Access to care for persons with disabilities

Persons with disabilities report having much poorer access to care as those without disabilities. This is true even among those with health insurance. Those are some of the findings from the latest paper of which I am a coauthor with Lisa Iezzoni and Steve Pizer. It appears in the Disability and Health Journal.

Using data from the 2000-2006 Medical Expenditure Panel Survey, we examined measures of access to health care for persons with and without disabilities. We were a bit constrained by the available survey questions in defining “disability” as persistent use of assistive devices, persistent upper or lower body functional difficulty, cognitive limitations, blindness, deaf or hard of hearing.

Relative to those without disabilities, persons with disabilities are more likely to have a usual source of care. Among the insured, 91% of persons with disabilities have a usual source of care, compared to 80% for persons with no disabilities. For the uninsured, the figures are 69% and 46%, respectively. This might suggest that persons with disabilities do not have access problems. That would be an incorrect interpretation since having a usual source of care is only one measure of access. It’s also likely that persons with disabilities are in greater need of services, all other things being equal. Thus, having a usual source is, well, more usual for them.

In all other measures of access to health care available on the survey, persons with disabilities had poorer access than those without. For the uninsured, that’s documented in the following figure.


One would hope that insurance would even out access to care. Though it reduces access problems, a disparity between those with and without disabilities remains. Compare the figure above to the one below, which is for the insured (note the scales on these two figures are very different).

Why such a disparity, even for the insured? One reason is that those with disabilities may have more need for health care and, therefore, more opportunity to experience access problems. In addition, quoting the paper,

Several studies have highlighted problems relating to physically inaccessible physical examination tables and basic equipment, such as mammography machines. Recognizing these problems, Section 510 of the ACA, ‘‘Establishment of Standards for Accessible Medical Diagnostic Equipment,’’ mandates that not later than 24 months after ACA enactment, the U.S. Architectural and Transportation Barriers Compliance Board, in consultation with the Food and Drug Administration, shall promulgate minimum technical criteria for ensuring accessibility of medical equipment used in hospitals, physicians’ offices, clinics, and other health care settings. Included among these are examination tables and chairs, weight scales, mammography equipment, x-ray machines, and other radiological testing equipment. The law, however, does not explicitly mandate the use of accessible equipment.

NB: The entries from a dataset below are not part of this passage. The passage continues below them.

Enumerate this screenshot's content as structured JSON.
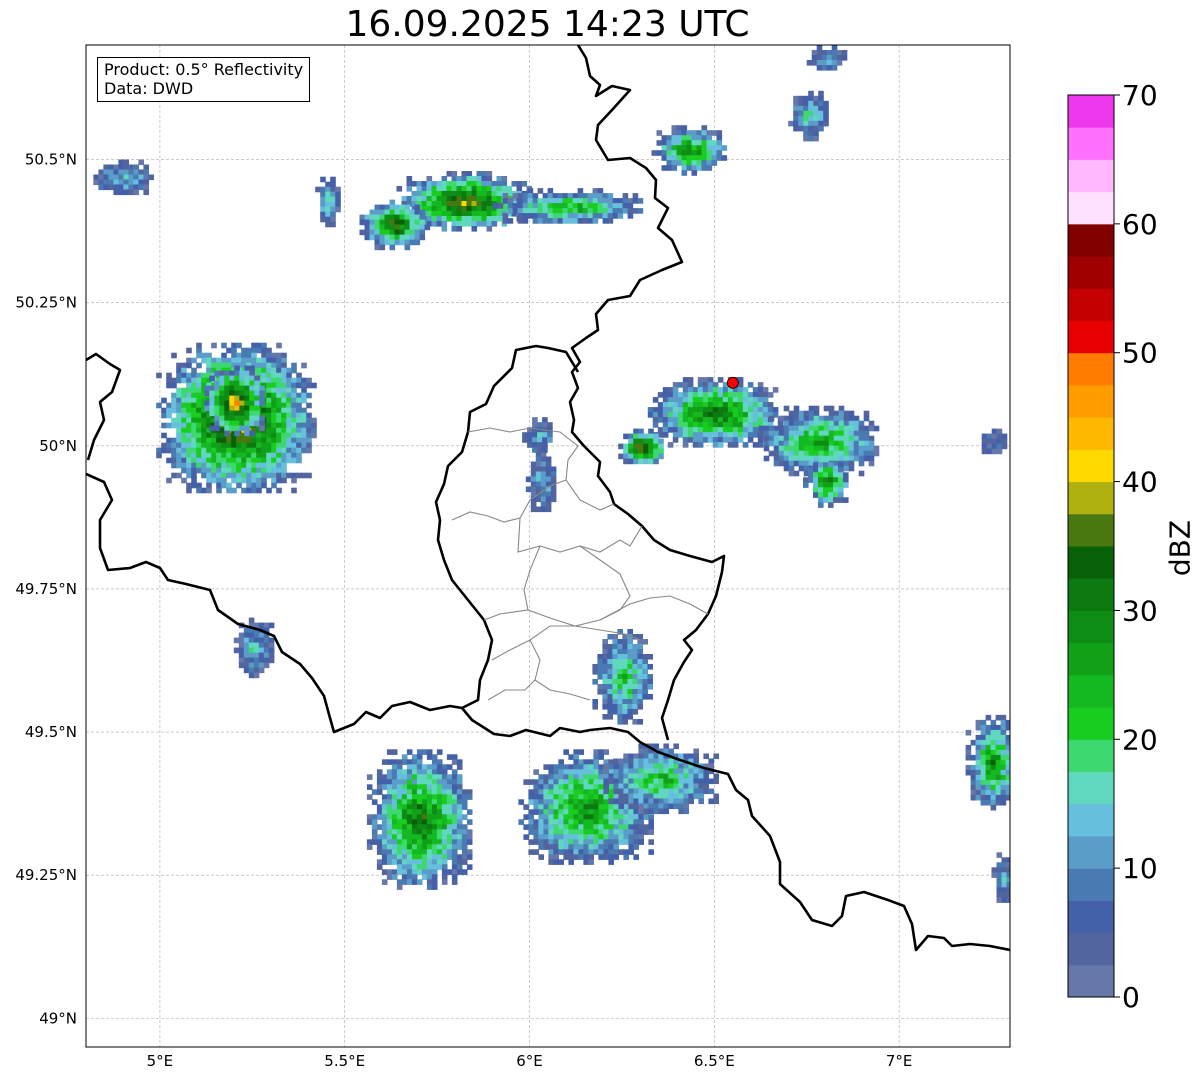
{
  "title": "16.09.2025 14:23 UTC",
  "info": {
    "product": "Product: 0.5° Reflectivity",
    "source": "Data: DWD"
  },
  "map": {
    "lon_range": [
      4.8,
      7.3
    ],
    "lat_range": [
      48.95,
      50.7
    ],
    "lon_ticks": [
      {
        "value": 5.0,
        "label": "5°E"
      },
      {
        "value": 5.5,
        "label": "5.5°E"
      },
      {
        "value": 6.0,
        "label": "6°E"
      },
      {
        "value": 6.5,
        "label": "6.5°E"
      },
      {
        "value": 7.0,
        "label": "7°E"
      }
    ],
    "lat_ticks": [
      {
        "value": 49.0,
        "label": "49°N"
      },
      {
        "value": 49.25,
        "label": "49.25°N"
      },
      {
        "value": 49.5,
        "label": "49.5°N"
      },
      {
        "value": 49.75,
        "label": "49.75°N"
      },
      {
        "value": 50.0,
        "label": "50°N"
      },
      {
        "value": 50.25,
        "label": "50.25°N"
      },
      {
        "value": 50.5,
        "label": "50.5°N"
      }
    ],
    "radar_site": {
      "lon": 6.55,
      "lat": 50.11,
      "color": "#ff0000"
    },
    "echoes": [
      {
        "lon": 5.2,
        "lat": 50.05,
        "rx": 0.21,
        "ry": 0.13,
        "peak": 42
      },
      {
        "lon": 5.2,
        "lat": 50.08,
        "rx": 0.08,
        "ry": 0.06,
        "peak": 46
      },
      {
        "lon": 5.82,
        "lat": 50.43,
        "rx": 0.18,
        "ry": 0.05,
        "peak": 40
      },
      {
        "lon": 5.63,
        "lat": 50.39,
        "rx": 0.09,
        "ry": 0.04,
        "peak": 38
      },
      {
        "lon": 6.1,
        "lat": 50.42,
        "rx": 0.2,
        "ry": 0.03,
        "peak": 26
      },
      {
        "lon": 6.43,
        "lat": 50.52,
        "rx": 0.1,
        "ry": 0.04,
        "peak": 30
      },
      {
        "lon": 5.45,
        "lat": 50.43,
        "rx": 0.03,
        "ry": 0.04,
        "peak": 18
      },
      {
        "lon": 6.5,
        "lat": 50.06,
        "rx": 0.18,
        "ry": 0.06,
        "peak": 34
      },
      {
        "lon": 6.3,
        "lat": 50.0,
        "rx": 0.06,
        "ry": 0.03,
        "peak": 44
      },
      {
        "lon": 6.78,
        "lat": 50.01,
        "rx": 0.16,
        "ry": 0.06,
        "peak": 28
      },
      {
        "lon": 6.8,
        "lat": 49.94,
        "rx": 0.06,
        "ry": 0.04,
        "peak": 32
      },
      {
        "lon": 6.03,
        "lat": 49.94,
        "rx": 0.04,
        "ry": 0.05,
        "peak": 14
      },
      {
        "lon": 6.02,
        "lat": 50.02,
        "rx": 0.04,
        "ry": 0.03,
        "peak": 14
      },
      {
        "lon": 5.7,
        "lat": 49.35,
        "rx": 0.14,
        "ry": 0.12,
        "peak": 34
      },
      {
        "lon": 6.15,
        "lat": 49.37,
        "rx": 0.18,
        "ry": 0.1,
        "peak": 30
      },
      {
        "lon": 6.35,
        "lat": 49.42,
        "rx": 0.15,
        "ry": 0.06,
        "peak": 24
      },
      {
        "lon": 6.25,
        "lat": 49.6,
        "rx": 0.08,
        "ry": 0.08,
        "peak": 24
      },
      {
        "lon": 5.25,
        "lat": 49.65,
        "rx": 0.05,
        "ry": 0.05,
        "peak": 16
      },
      {
        "lon": 7.25,
        "lat": 49.45,
        "rx": 0.07,
        "ry": 0.08,
        "peak": 30
      },
      {
        "lon": 4.9,
        "lat": 50.47,
        "rx": 0.08,
        "ry": 0.03,
        "peak": 16
      },
      {
        "lon": 6.75,
        "lat": 50.58,
        "rx": 0.05,
        "ry": 0.04,
        "peak": 18
      },
      {
        "lon": 6.8,
        "lat": 50.68,
        "rx": 0.05,
        "ry": 0.02,
        "peak": 14
      },
      {
        "lon": 7.25,
        "lat": 50.01,
        "rx": 0.04,
        "ry": 0.02,
        "peak": 8
      },
      {
        "lon": 7.28,
        "lat": 49.25,
        "rx": 0.03,
        "ry": 0.04,
        "peak": 14
      }
    ]
  },
  "colorbar": {
    "label": "dBZ",
    "min": 0,
    "max": 70,
    "tick_values": [
      0,
      10,
      20,
      30,
      40,
      50,
      60,
      70
    ],
    "tick_labels": [
      "0",
      "10",
      "20",
      "30",
      "40",
      "50",
      "60",
      "70"
    ],
    "colors": [
      "#6677aa",
      "#52659f",
      "#4460a8",
      "#4a7ab2",
      "#5a9dc8",
      "#66c0dd",
      "#60d8c0",
      "#3ed870",
      "#18cc20",
      "#14b820",
      "#12a018",
      "#0e8c14",
      "#0c7a10",
      "#086008",
      "#4a7810",
      "#b0b010",
      "#ffd800",
      "#ffb800",
      "#ff9c00",
      "#ff7c00",
      "#e80000",
      "#c40000",
      "#a00000",
      "#800000",
      "#ffe0ff",
      "#ffb8ff",
      "#ff70ff",
      "#ee38ee"
    ]
  }
}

Communication barriers pose enormous problems for persons who are deaf or hard of hearing in health care encounters. Interestingly, 62.4% of cases settled by the U.S. Department of Justice between January 2000 and March 2010 in response to complaints about disability discrimination in health care settings involved failure to provide effective communication (primarily lack of sign language interpreters). [Citations omitted in this excerpt.]

If a policy goal is to increase access to care among those that need it, providing insurance certainly is a helpful step. But there are others we could be taking, like increasing physical access for people for whom such barriers exist.